Upon returning home from your vacation, experts recommend starting a new pack of birth control pills as soon as you gain access to them. Thoppil noted that your body may take a bit of time to readjust if you’ve been off the pill for a week or more. Therefore, it’s crucial that you make sure you to use a backup method like condoms for the whole month just to be safe, he explained. Thoppil also said you may experience irregular bleeding.

If you don’t mind using condoms for a few more weeks, Bartos said it can be easier on your body to wait a few extra weeks to restart your birth control pills.

“The best thing would be to readjust by starting again with your next period to ensure you don’t get pregnant and suppress ovulation and to avoid dysfunctional uterine bleeding for the next month,” she said.

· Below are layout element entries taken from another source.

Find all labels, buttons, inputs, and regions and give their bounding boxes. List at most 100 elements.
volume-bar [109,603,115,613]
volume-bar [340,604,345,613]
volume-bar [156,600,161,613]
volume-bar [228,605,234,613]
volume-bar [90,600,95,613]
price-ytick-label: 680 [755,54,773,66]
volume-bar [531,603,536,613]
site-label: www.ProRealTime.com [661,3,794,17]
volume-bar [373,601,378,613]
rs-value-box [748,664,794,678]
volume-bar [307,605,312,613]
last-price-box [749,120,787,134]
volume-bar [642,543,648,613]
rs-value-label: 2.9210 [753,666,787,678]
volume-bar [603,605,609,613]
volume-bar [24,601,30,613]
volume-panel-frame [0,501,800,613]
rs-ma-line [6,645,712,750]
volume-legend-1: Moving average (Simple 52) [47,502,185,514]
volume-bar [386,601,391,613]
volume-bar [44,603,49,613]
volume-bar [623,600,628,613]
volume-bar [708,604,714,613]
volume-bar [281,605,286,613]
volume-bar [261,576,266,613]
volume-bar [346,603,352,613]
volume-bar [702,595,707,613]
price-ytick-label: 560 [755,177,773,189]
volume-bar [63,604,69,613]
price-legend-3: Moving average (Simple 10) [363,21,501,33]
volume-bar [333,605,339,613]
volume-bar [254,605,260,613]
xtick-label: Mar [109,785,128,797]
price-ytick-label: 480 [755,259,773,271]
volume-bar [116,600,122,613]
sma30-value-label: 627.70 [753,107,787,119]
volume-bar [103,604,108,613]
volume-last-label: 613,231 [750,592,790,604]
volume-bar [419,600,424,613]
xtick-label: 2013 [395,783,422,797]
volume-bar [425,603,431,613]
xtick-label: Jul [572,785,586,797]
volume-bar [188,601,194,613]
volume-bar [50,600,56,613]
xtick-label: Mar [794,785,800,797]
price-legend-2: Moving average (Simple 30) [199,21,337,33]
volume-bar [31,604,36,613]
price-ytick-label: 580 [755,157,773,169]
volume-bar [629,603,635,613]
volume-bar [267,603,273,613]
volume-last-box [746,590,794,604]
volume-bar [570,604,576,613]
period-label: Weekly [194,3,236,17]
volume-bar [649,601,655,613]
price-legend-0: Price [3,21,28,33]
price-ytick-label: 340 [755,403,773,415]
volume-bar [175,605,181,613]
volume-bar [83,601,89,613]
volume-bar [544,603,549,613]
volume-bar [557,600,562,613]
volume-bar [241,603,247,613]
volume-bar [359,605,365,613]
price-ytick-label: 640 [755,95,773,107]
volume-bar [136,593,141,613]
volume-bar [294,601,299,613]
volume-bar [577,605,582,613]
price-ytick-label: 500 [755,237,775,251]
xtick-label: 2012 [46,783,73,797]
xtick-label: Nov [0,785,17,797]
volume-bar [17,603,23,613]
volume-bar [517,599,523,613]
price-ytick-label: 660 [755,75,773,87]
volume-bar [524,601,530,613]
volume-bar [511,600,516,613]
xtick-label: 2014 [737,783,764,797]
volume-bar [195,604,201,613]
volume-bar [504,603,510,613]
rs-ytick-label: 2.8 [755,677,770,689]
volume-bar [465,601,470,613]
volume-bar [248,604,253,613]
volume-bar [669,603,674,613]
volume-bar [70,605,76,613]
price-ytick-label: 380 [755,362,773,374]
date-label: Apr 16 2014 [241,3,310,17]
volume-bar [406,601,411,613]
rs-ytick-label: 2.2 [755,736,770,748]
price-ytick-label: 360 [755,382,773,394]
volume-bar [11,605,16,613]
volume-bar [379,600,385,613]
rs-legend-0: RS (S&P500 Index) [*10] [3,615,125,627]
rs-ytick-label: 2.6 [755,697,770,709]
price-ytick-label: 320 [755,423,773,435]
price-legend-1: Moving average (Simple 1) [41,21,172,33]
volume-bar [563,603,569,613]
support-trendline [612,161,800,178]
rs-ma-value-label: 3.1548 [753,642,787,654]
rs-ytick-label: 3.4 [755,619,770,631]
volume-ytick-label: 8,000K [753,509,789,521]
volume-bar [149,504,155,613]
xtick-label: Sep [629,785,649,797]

Keep In Mind Some Vacation Habits Can Reduce Your Pill’s Effectiveness

Forgetting your pill isn’t the only thing that can trip up your pregnancy prevention plans while you’re on vacation. Time zone changes and being out of your routine can throw your pill out of whack, since you should aim to take your pill at the same time every day. So what do you do if you jet off 11 hours into the future? Do your best to stay on track.

“Basically you need to figure out what time it is in your home time zone and take it at that time,” said Kendra Segura, an obstetric/gynecologist practicing in Southern California. “If you live in Washington, D.C., and you travel to Spain, which is six hours ahead, you should take your pill six hours later in the day than you normally would. So if you take your pill at 9 a.m. in D.C., you should take it at 3 p.m. in Spain.”

And if you party too hard on your trip or experience any vacation-related health issues, that may also throw off your pill’s effectiveness.

“If you vomit within two hours of taking your pill, take another pill, as the first pill may not have been absorbed properly by your body. Then use a backup method for seven days,” Segura said. She added that if you’re experiencing diarrhea in particular, and it persists for more than two days, continue to take the pill but use a backup method for the rest of the package.